Sol emise un lungo e tremulo sospiro, e tristemente riprese la scarpa per finire di lucidarla.

«È che non si dicono agli uomini le cose come sono. Nascono come bestie, e muoiono come bestie. Sempre in troppi. Io do la colpa a quei porcaccioni di uomini politici e ai cosiddetti leaders dei popoli, che hanno sempre evitato l'argomento, l'hanno sempre taciuto perché era troppo scottante. E così, porca miseria, passeranno degli anni prima di venire al dunque, e io invece, i miei anni me li voglio godere ora. L'umanità si è pappata in un secolo tutte le risorse della terra, risorse che avevano richiesto millenni di lavoro per arrivare al punto in cui erano arrivate. E nessuno di quelli che comandano vi ha pensato neppure un attimo, o ha dato retta alle voci di coloro che tentavano di avvisarli.

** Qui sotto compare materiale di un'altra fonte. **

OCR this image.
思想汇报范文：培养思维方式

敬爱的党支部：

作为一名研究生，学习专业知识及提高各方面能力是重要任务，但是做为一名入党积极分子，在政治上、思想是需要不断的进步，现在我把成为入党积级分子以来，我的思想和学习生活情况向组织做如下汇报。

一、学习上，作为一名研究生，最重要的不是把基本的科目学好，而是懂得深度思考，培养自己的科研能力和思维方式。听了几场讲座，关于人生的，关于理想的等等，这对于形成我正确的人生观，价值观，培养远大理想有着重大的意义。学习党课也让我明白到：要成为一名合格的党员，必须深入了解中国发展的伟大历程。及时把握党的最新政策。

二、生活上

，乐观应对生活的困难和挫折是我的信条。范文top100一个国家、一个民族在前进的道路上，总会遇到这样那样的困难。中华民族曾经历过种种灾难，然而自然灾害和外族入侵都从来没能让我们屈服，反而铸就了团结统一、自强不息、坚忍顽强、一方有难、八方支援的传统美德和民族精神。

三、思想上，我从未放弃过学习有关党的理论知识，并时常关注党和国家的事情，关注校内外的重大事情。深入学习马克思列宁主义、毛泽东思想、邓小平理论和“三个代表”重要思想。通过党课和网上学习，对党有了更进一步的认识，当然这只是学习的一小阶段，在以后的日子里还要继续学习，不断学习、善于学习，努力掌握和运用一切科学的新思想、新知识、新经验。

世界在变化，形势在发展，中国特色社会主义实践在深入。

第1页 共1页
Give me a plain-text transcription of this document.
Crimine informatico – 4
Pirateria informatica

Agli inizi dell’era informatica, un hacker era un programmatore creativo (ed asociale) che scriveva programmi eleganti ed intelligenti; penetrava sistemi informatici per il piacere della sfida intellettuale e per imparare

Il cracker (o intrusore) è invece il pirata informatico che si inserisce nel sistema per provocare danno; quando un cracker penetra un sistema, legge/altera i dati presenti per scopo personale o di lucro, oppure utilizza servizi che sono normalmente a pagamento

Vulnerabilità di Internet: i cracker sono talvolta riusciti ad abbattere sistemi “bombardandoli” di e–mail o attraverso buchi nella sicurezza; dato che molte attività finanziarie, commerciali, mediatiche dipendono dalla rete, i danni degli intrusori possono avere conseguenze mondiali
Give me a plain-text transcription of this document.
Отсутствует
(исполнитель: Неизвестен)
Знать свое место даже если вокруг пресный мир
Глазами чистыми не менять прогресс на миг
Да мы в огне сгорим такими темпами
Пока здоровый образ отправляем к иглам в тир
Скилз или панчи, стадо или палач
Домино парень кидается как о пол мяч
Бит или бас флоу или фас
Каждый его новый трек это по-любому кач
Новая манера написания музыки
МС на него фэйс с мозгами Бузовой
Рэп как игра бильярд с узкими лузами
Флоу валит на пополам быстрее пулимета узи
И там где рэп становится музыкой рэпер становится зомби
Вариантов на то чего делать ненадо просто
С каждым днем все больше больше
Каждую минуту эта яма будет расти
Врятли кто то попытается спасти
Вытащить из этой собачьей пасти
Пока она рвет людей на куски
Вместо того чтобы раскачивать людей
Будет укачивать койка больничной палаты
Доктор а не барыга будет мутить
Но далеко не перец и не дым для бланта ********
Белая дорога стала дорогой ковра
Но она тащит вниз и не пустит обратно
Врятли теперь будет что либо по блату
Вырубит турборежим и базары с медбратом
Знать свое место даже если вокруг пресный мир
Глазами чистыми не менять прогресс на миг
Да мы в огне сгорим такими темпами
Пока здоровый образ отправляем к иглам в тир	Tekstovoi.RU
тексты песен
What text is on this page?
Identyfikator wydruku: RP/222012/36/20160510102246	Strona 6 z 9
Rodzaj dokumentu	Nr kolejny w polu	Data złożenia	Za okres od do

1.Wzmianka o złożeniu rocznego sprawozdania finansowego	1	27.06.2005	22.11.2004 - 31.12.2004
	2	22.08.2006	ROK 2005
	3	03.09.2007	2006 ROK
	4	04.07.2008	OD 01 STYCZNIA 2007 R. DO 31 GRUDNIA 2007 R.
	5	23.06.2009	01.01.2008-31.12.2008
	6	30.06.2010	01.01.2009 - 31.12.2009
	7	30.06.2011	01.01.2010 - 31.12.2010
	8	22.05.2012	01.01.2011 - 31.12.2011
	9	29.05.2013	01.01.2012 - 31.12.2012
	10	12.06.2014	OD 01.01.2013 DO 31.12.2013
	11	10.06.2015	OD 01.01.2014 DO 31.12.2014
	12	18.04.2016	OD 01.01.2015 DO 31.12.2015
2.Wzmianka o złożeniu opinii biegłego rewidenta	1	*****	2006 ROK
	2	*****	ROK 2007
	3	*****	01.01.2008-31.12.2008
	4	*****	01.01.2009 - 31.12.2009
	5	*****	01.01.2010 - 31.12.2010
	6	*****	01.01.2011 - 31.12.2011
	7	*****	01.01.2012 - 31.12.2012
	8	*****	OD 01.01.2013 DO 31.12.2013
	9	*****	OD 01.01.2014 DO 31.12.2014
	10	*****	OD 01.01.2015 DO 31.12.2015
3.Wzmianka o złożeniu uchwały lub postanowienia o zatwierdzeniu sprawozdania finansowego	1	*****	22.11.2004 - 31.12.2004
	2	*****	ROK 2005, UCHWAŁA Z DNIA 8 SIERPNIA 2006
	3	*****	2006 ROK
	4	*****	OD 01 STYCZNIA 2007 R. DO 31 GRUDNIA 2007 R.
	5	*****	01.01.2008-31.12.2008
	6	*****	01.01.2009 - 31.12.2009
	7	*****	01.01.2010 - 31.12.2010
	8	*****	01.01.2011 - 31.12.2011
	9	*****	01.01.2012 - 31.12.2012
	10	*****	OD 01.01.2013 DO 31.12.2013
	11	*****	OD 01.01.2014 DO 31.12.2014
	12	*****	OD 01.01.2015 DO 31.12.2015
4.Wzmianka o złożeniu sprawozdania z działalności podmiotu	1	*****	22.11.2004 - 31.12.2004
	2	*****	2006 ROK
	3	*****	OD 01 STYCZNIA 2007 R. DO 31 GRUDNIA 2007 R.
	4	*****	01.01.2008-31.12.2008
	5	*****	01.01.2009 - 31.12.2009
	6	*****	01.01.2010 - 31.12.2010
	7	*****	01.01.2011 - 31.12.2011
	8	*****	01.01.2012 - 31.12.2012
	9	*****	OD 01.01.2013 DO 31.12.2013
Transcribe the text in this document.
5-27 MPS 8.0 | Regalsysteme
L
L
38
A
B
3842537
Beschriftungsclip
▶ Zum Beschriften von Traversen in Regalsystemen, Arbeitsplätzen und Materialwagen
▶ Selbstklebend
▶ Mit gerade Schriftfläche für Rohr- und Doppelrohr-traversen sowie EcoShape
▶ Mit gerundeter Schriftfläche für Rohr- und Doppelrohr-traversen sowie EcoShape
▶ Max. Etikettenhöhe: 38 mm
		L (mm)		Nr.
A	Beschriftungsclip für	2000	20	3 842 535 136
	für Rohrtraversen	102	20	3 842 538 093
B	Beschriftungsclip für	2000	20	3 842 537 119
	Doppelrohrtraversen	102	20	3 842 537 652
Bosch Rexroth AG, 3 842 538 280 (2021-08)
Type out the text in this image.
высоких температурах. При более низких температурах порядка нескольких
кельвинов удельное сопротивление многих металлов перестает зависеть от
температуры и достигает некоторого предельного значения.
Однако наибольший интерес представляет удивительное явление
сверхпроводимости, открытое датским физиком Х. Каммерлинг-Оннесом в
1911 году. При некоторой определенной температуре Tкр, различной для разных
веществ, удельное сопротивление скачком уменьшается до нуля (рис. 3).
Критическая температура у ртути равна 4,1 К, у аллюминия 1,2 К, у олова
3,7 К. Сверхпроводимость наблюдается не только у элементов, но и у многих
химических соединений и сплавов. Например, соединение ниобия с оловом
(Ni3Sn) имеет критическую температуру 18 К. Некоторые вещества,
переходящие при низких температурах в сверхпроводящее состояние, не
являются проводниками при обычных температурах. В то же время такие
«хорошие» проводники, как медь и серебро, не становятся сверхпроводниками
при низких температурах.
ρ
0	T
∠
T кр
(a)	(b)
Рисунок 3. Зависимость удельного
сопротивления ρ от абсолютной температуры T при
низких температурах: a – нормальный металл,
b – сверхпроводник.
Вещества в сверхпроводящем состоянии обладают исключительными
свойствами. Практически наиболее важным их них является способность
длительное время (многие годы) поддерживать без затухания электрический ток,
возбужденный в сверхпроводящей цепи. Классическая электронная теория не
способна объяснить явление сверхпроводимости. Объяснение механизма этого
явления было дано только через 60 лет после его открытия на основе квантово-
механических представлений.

Ci hanno tranquillamente lasciato superprodurre e superconsumare, fino a che il petrolio è sparito, il suolo si è impoverito o è scomparso, gli alberi sono stati tagliati, gli animali si sono estinti, la terra avvelenata, e in cambio, a giustificazione di questo saccheggio, abbiamo unicamente sette miliardi di persone che si contendono degli avanzi di cibo, che vivono un'esistenza precaria e miserabile, che continuano a riprodursi senza controllo. E sai che cosa ti dico? “È venuto il momento di alzarci in piedi e contarci… ” come dice la Bibbia.»